As many of you know, Thursdays have become our regular day at the doctor. We go see our specialist who does an ultrasound on the baby to see if anything has changed, he tells us that everything is just the same as it was last time, then we move on to see our regular doctor who measures Joy's baby-filled stomach and sends us on our way. Most weeks this happens rather quickly and we leave with a generally disappointed feeling. I'm learning to deal with it.
I left my office at 9:35 a.m. to meet Joy for our 10 o'clock appointment on Thursday morning and I arrived about 10 minutes early. I went to the front door and took a seat on a cement bench to wait for her. Then I got the call. It was Joy and she had been in a car accident about half of a mile from the hospital.
I ran to my truck and drove through the curvy back roads to the intersection she identified and saw a fire truck and two police cruisers at the end of the street. Flashing lights have a way of tying your stomach in knots. I parked and ran across six lanes of traffic to meet her where she was standing on the side of the road visibly shaken.
The left-hand turn had snuck up on her quickly. She was in the center lane of a three-lane road, looked around quickly and saw no other vehicles, and slowed as she moved over into the left lane to turn. The problem was that there was a Ford Explorer in her blind spot, and it was much larger than her Kia Spectra sport wagon. It smashed into the front-left quarter panel of the car and sent her little car spinning. The damage was pretty serious.
Joy's shoulder, elbow and head all hit her window pretty hard, but I am convinced God intervened. The air bag did not go off. The collision was at about 45 mph. It should have deployed. But that would have been really bad for the baby. Also, the majority of the damage was about two feet in front of her door. If she had slowed just a little more he would have driven his car right into her.
After the paper work was complete and the cars were towed away on flatbed trucks we prayed. We thanked God for safety and for yet another opportunity to show Christ to the many new people we met, even in a sour situation. Then we went to our appointments.
Both doctors agreed that things seemed normal, but it's standard practice to have four hours of fetal monitoring after a traumatic situation. So we went to the hospital and settled in for what we thought would be complete before dinner time. But after a little while things weren't looking so great. Joy was having regular contractions every two to eight minutes and Mabee wasn't tolerating them well. Her heart was decelerating at the end of some of the contractions, which the doctor said pointed to stress on the baby. So they decided to keep Joy overnight for extended observation.
Everything calmed down in the evening. The contractions were much less regular and Mabee's heartbeat was more steady. Other than one time in the middle of the night when Mabee's heart slowed for an extended period of time, the doctor said things looked okay. We came home Friday morning and spent the rest of the day trying to catch up on much needed rest.
Other than a headache that won't seem to go away, Joy is well. She was shaken up by the whole ordeal, but all in all she is doing well. I think she was most upset about the car. She just recently completed the task of making sure everything in our home, soap, toilet paper, coffee filters, tooth paste, shampoo and everything else you need from day to day was well stocked so we wouldn't have to think about it once we are home with a baby. Now we are going to have to deal with a bunch of car repairs or buying a new car. Neither a small task.
I'm grateful for the time Joy and I spent together in the hospital. It wasn't comfortable or romantic time, and the thoughts on our minds weren't very happy ones considering the situation and the possibilities. But it was filled with love for each other and our unborn baby girl. I had a lot of time to think about how long family lasts, and how quickly it can be taken away from you.

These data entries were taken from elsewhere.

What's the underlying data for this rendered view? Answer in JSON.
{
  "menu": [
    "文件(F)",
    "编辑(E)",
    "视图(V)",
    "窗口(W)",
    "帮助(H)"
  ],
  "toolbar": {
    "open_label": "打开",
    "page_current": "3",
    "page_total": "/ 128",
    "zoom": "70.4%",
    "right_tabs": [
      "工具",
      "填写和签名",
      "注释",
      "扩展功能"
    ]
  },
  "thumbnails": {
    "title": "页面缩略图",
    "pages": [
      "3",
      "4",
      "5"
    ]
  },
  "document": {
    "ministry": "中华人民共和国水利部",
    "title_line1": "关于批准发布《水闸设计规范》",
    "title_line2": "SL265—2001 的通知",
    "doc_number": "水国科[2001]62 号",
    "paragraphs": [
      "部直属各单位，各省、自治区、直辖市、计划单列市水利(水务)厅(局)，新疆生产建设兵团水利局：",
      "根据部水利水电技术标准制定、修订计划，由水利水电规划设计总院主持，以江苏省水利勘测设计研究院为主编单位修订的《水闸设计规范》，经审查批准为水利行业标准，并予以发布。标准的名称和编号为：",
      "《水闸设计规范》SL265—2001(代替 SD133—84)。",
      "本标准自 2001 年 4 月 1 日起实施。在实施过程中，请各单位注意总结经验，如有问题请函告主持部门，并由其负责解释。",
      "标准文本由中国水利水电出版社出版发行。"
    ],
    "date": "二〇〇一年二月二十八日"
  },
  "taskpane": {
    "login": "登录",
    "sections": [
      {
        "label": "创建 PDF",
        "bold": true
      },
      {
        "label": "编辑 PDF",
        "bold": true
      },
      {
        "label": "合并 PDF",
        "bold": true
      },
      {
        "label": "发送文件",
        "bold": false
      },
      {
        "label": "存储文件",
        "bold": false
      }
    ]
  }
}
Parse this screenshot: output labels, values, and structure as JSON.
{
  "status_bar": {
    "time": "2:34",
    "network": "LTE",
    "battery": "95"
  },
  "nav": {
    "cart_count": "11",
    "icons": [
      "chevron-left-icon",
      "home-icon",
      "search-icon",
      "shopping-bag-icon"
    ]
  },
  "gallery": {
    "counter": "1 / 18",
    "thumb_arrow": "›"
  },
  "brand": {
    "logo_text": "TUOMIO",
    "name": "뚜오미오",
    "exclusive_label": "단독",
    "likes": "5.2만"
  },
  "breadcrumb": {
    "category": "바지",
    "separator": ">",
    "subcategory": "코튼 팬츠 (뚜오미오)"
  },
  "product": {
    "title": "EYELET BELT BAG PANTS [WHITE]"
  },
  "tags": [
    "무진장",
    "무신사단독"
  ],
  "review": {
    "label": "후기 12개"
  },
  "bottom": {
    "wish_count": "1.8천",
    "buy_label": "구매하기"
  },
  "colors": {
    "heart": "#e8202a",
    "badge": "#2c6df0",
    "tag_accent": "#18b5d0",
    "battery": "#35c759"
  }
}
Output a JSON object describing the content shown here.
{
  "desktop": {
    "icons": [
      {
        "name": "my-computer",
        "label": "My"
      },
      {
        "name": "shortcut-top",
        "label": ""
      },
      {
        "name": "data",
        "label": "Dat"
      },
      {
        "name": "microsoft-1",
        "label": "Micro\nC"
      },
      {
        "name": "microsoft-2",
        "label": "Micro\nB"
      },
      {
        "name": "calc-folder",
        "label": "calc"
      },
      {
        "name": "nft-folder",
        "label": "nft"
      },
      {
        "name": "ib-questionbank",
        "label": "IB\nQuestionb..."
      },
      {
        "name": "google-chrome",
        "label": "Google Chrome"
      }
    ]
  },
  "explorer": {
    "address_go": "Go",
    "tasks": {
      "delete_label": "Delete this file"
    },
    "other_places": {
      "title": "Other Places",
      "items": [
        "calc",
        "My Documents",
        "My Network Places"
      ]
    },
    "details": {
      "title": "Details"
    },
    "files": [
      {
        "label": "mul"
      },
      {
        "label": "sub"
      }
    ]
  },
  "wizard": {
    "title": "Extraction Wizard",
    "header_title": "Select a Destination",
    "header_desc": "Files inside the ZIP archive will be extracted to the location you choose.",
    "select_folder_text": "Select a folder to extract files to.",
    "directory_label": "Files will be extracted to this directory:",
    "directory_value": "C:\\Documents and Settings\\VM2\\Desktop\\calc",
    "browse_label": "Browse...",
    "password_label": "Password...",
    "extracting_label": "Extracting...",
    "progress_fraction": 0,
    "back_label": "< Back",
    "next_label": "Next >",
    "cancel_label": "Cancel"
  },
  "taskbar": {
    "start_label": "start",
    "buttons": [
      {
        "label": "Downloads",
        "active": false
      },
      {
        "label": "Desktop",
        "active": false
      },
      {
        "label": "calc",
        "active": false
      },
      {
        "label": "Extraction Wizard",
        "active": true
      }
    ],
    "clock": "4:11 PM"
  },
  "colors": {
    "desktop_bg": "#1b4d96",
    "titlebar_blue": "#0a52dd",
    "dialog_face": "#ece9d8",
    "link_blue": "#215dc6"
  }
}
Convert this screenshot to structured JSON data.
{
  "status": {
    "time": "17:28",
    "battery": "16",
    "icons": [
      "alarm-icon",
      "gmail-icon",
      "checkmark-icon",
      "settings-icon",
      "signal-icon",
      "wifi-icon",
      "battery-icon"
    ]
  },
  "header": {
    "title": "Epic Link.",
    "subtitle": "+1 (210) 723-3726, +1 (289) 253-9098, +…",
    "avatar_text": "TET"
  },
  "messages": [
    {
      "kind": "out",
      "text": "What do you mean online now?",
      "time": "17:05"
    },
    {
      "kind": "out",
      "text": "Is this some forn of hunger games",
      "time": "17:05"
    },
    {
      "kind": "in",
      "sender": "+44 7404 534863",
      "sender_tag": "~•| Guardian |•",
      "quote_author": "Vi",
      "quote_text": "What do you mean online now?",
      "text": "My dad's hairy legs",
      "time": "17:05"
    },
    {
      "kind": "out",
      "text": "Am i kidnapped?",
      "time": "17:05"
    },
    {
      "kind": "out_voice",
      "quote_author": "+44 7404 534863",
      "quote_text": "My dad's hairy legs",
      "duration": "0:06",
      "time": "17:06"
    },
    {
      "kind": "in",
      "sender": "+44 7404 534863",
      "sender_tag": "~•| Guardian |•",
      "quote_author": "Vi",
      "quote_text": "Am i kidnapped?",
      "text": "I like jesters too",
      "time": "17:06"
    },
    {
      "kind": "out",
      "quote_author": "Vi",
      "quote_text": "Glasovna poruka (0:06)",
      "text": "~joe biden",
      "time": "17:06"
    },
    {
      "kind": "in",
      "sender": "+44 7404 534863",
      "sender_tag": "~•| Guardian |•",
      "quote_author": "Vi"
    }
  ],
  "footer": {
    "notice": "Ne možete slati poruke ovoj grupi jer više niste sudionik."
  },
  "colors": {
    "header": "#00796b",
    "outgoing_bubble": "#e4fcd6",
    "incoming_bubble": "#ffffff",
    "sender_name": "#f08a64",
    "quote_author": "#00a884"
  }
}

I went out looking at cars today, setting forth a plan of attack if the insurance company decided our car is a total loss. I explained briefly to one of the salesmen about the car wreck and the insurance situation, about the need for a larger car for safety and a car seat with the baby on the way soon. His eyes got big and he said, "Wow. When it rains it pours." He said this without even knowing about Mabee's situation. Then he said something amazing.
"Well, you can only do one thing at a time and you only get one day at a time. So pick out the most important thing and take care of it first."
So that's what I'm going to do. I can't control when Mabee shows up, or what condition she is in. I can't control what the insurance company says and how much money they give us for our battered vehicle. And I certainly can't do all of those things at once. It's a simple mantra but it means a lot, and Jesus poke to it in the gospels. Live one day at a time and don't worry.
Life is exciting right now. Not all of it is good excitement, but just going to work every day and coming home with no complexities can be a really easy way to forget why we are here on this earth. Despite the heartache, all of the complexities in my life right now remind me of who our God is, every day. That's a blessing I didn't ever think to ask for.